The younger Kim was fighting off a bunch of kids trying to hit another boy — the smaller one, with messy hair and bruises on his arm. Kim recognized him too.
"Tony…" he whispered.
He watched as his younger self struggled. The bullies were older, stronger. The little boy behind him cried quietly, holding his arm. Kim's younger self threw a punch, then another, but he was losing ground fast.
One of the bullies picked up a piece of broken glass from the ground and raised it high.
Kim shouted, "No!" — but his voice didn't exist here.
Then, before the blow could fall, a loud crack echoed through the air.
Someone had grabbed the bully's arm from behind.
Roger.
Young Roger stood there, her eyes full of fury. She twisted the bully's wrist, and the glass fell to the ground, shattering into pieces — exactly like that moment in the haunted house, when she had broken the ghost's knife.
For a second, everything went silent. The bullies stepped back, frightened not by her strength, but by the strange, cold calm in her face.
One of them whispered, "She's crazy," and they all ran.
Roger turned back toward them.
"Are you both okay?" she asked, brushing dust off her hands.
"You okay?" Kim's younger self asked back, noticing a small cut on her palm.
Roger looked at her hand and smiled faintly. "It's nothing."
Tony, still trembling, nodded. "Thanks… both of you."
And that was it. That was the moment everything changed. The day they became friends. The day Kim saw something in Roger — courage, warmth, a light he never forgot.

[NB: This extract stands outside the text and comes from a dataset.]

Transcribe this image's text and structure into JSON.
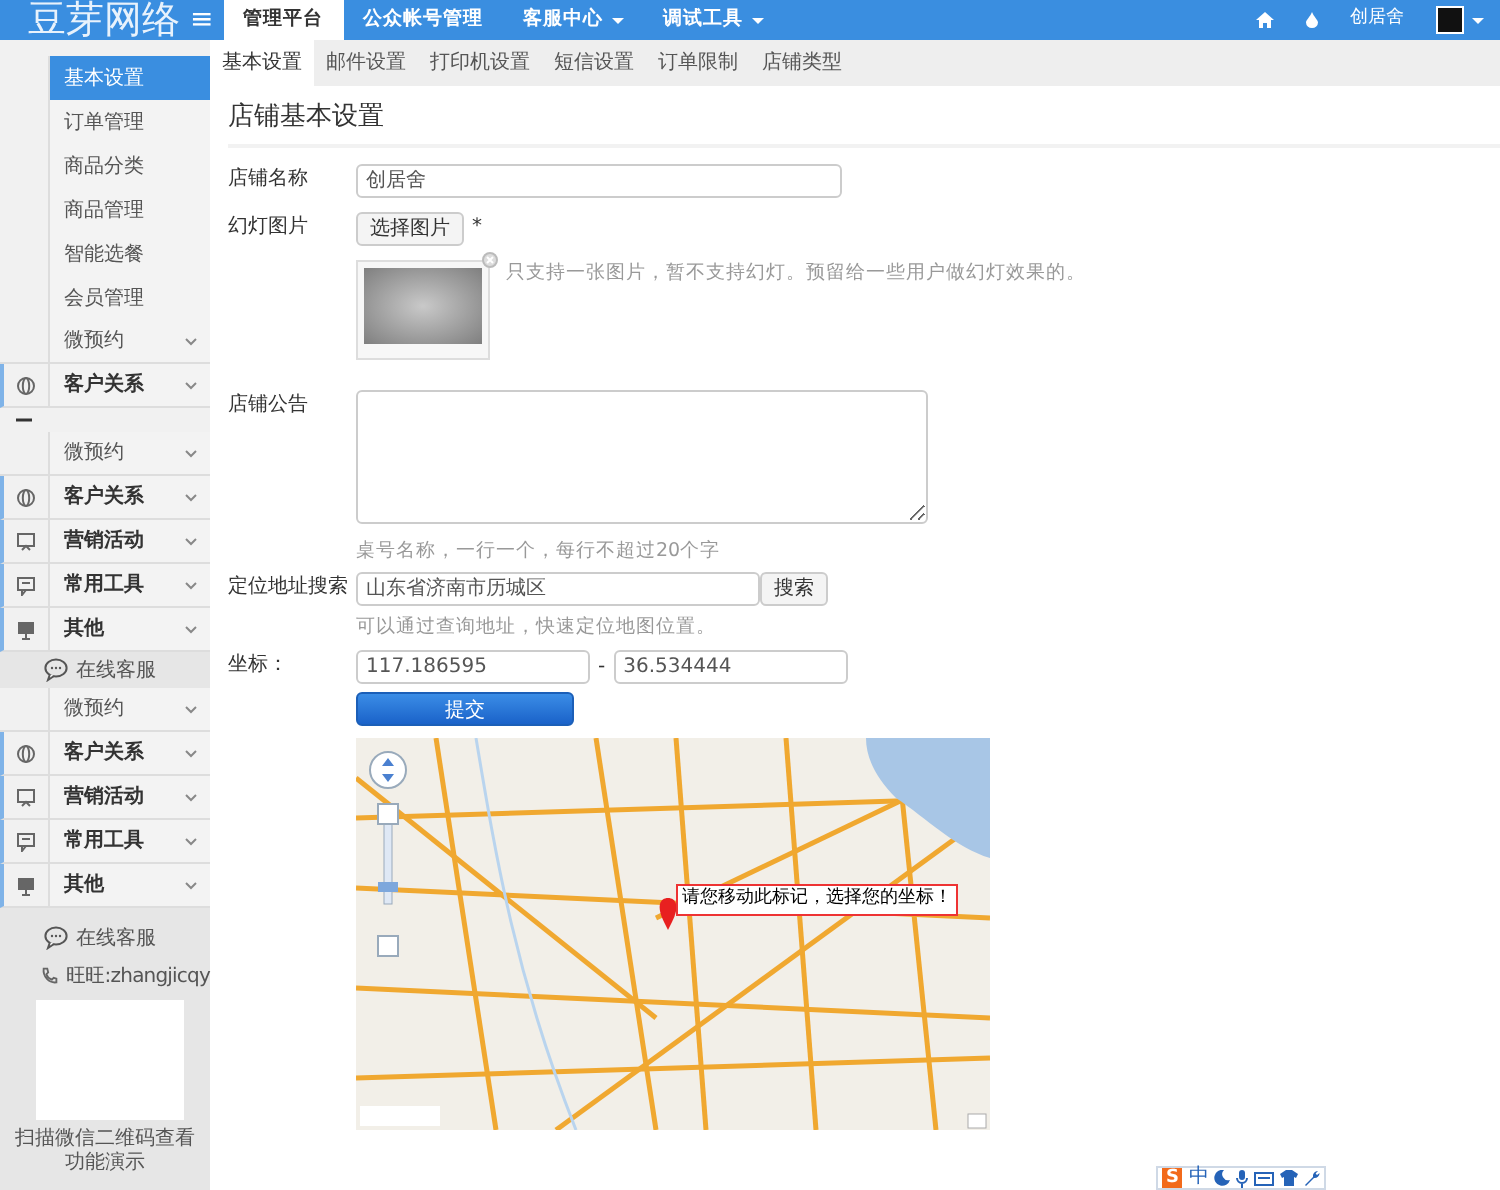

The scene began to fade into a swirl of color and sound. Thousands of images flashed before Kim's eyes — fragments of memories, laughter, arguments, battles, pain, and fear. Every moment they had shared played like a storm around him.

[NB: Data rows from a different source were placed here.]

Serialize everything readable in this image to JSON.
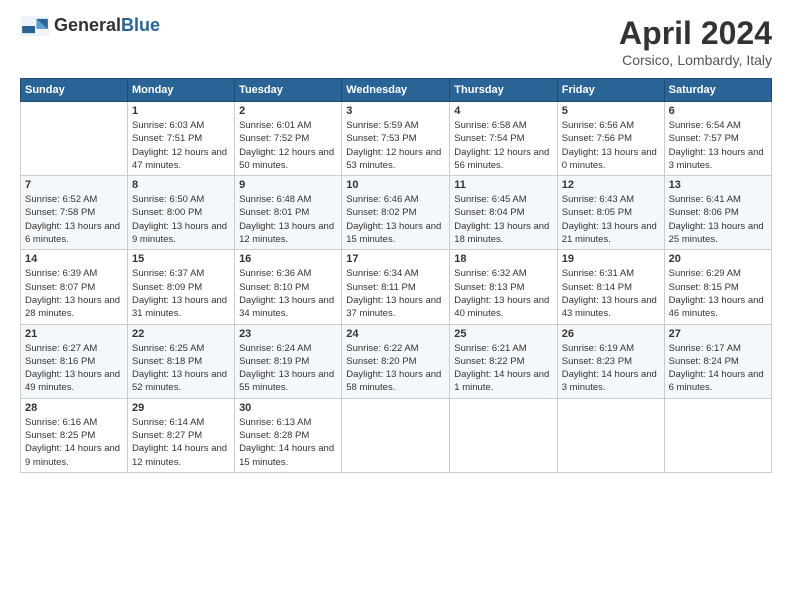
{
  "header": {
    "logo_general": "General",
    "logo_blue": "Blue",
    "month_year": "April 2024",
    "location": "Corsico, Lombardy, Italy"
  },
  "days_of_week": [
    "Sunday",
    "Monday",
    "Tuesday",
    "Wednesday",
    "Thursday",
    "Friday",
    "Saturday"
  ],
  "weeks": [
    [
      {
        "day": "",
        "sunrise": "",
        "sunset": "",
        "daylight": "",
        "empty": true
      },
      {
        "day": "1",
        "sunrise": "6:03 AM",
        "sunset": "7:51 PM",
        "daylight": "12 hours and 47 minutes."
      },
      {
        "day": "2",
        "sunrise": "6:01 AM",
        "sunset": "7:52 PM",
        "daylight": "12 hours and 50 minutes."
      },
      {
        "day": "3",
        "sunrise": "5:59 AM",
        "sunset": "7:53 PM",
        "daylight": "12 hours and 53 minutes."
      },
      {
        "day": "4",
        "sunrise": "6:58 AM",
        "sunset": "7:54 PM",
        "daylight": "12 hours and 56 minutes."
      },
      {
        "day": "5",
        "sunrise": "6:56 AM",
        "sunset": "7:56 PM",
        "daylight": "13 hours and 0 minutes."
      },
      {
        "day": "6",
        "sunrise": "6:54 AM",
        "sunset": "7:57 PM",
        "daylight": "13 hours and 3 minutes."
      }
    ],
    [
      {
        "day": "7",
        "sunrise": "6:52 AM",
        "sunset": "7:58 PM",
        "daylight": "13 hours and 6 minutes."
      },
      {
        "day": "8",
        "sunrise": "6:50 AM",
        "sunset": "8:00 PM",
        "daylight": "13 hours and 9 minutes."
      },
      {
        "day": "9",
        "sunrise": "6:48 AM",
        "sunset": "8:01 PM",
        "daylight": "13 hours and 12 minutes."
      },
      {
        "day": "10",
        "sunrise": "6:46 AM",
        "sunset": "8:02 PM",
        "daylight": "13 hours and 15 minutes."
      },
      {
        "day": "11",
        "sunrise": "6:45 AM",
        "sunset": "8:04 PM",
        "daylight": "13 hours and 18 minutes."
      },
      {
        "day": "12",
        "sunrise": "6:43 AM",
        "sunset": "8:05 PM",
        "daylight": "13 hours and 21 minutes."
      },
      {
        "day": "13",
        "sunrise": "6:41 AM",
        "sunset": "8:06 PM",
        "daylight": "13 hours and 25 minutes."
      }
    ],
    [
      {
        "day": "14",
        "sunrise": "6:39 AM",
        "sunset": "8:07 PM",
        "daylight": "13 hours and 28 minutes."
      },
      {
        "day": "15",
        "sunrise": "6:37 AM",
        "sunset": "8:09 PM",
        "daylight": "13 hours and 31 minutes."
      },
      {
        "day": "16",
        "sunrise": "6:36 AM",
        "sunset": "8:10 PM",
        "daylight": "13 hours and 34 minutes."
      },
      {
        "day": "17",
        "sunrise": "6:34 AM",
        "sunset": "8:11 PM",
        "daylight": "13 hours and 37 minutes."
      },
      {
        "day": "18",
        "sunrise": "6:32 AM",
        "sunset": "8:13 PM",
        "daylight": "13 hours and 40 minutes."
      },
      {
        "day": "19",
        "sunrise": "6:31 AM",
        "sunset": "8:14 PM",
        "daylight": "13 hours and 43 minutes."
      },
      {
        "day": "20",
        "sunrise": "6:29 AM",
        "sunset": "8:15 PM",
        "daylight": "13 hours and 46 minutes."
      }
    ],
    [
      {
        "day": "21",
        "sunrise": "6:27 AM",
        "sunset": "8:16 PM",
        "daylight": "13 hours and 49 minutes."
      },
      {
        "day": "22",
        "sunrise": "6:25 AM",
        "sunset": "8:18 PM",
        "daylight": "13 hours and 52 minutes."
      },
      {
        "day": "23",
        "sunrise": "6:24 AM",
        "sunset": "8:19 PM",
        "daylight": "13 hours and 55 minutes."
      },
      {
        "day": "24",
        "sunrise": "6:22 AM",
        "sunset": "8:20 PM",
        "daylight": "13 hours and 58 minutes."
      },
      {
        "day": "25",
        "sunrise": "6:21 AM",
        "sunset": "8:22 PM",
        "daylight": "14 hours and 1 minute."
      },
      {
        "day": "26",
        "sunrise": "6:19 AM",
        "sunset": "8:23 PM",
        "daylight": "14 hours and 3 minutes."
      },
      {
        "day": "27",
        "sunrise": "6:17 AM",
        "sunset": "8:24 PM",
        "daylight": "14 hours and 6 minutes."
      }
    ],
    [
      {
        "day": "28",
        "sunrise": "6:16 AM",
        "sunset": "8:25 PM",
        "daylight": "14 hours and 9 minutes."
      },
      {
        "day": "29",
        "sunrise": "6:14 AM",
        "sunset": "8:27 PM",
        "daylight": "14 hours and 12 minutes."
      },
      {
        "day": "30",
        "sunrise": "6:13 AM",
        "sunset": "8:28 PM",
        "daylight": "14 hours and 15 minutes."
      },
      {
        "day": "",
        "sunrise": "",
        "sunset": "",
        "daylight": "",
        "empty": true
      },
      {
        "day": "",
        "sunrise": "",
        "sunset": "",
        "daylight": "",
        "empty": true
      },
      {
        "day": "",
        "sunrise": "",
        "sunset": "",
        "daylight": "",
        "empty": true
      },
      {
        "day": "",
        "sunrise": "",
        "sunset": "",
        "daylight": "",
        "empty": true
      }
    ]
  ],
  "labels": {
    "sunrise_prefix": "Sunrise: ",
    "sunset_prefix": "Sunset: ",
    "daylight_prefix": "Daylight: "
  }
}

Then, one memory stood out clearer than all the rest.
It was raining.
A bridge loomed over a dark, wild river.
He knew this one. He could feel his heart pound just remembering.
Three years ago.
His younger self was hanging from the edge of that bridge, his hands slipping, the cold water roaring below. And there — holding his wrist, refusing to let go — was Roger. Her face was soaked, her eyes filled with tears and anger.
"Let me go!" he had shouted back then. "It's over! I can't—"
"Shut up!" Roger had screamed, her voice breaking. "You have to live! You hear me? You have to live!"
The memory hit him like lightning. He could feel the pain again, the fear, the hopelessness. But this time, he saw it from outside — saw the strength in her eyes, the way her fingers refused to loosen even when her skin tore.
And in that frozen second, he understood something he had never realized before:
Roger had saved him not once, but every single time he was about to fall — even when he didn't see it.
The scene flickered. The world started breaking apart, turning back into black smoke.
Kim reached out, trying to hold the vision — to hold her — but his hand went through the air.
He shouted, "Roger!"
Her voice echoed faintly through the fading dream, soft and distant:
"Live… even if I don't."
A blinding flash of white swallowed everything.
Then — silence.
When Kim opened his eyes again, he was lying on the cold floor of the palace. The walls still pulsed faintly, and his body felt weak and heavy.
He turned his head and saw Jet, Samy, Tin, and Tony around him — their faces pale and frightened — but one face was missing.
Roger wasn't there.
Kim's heart sank. "Where… where's Roger?"
No one answered.
The only sound left was the whispering wind moving through the cracks of the dying palace.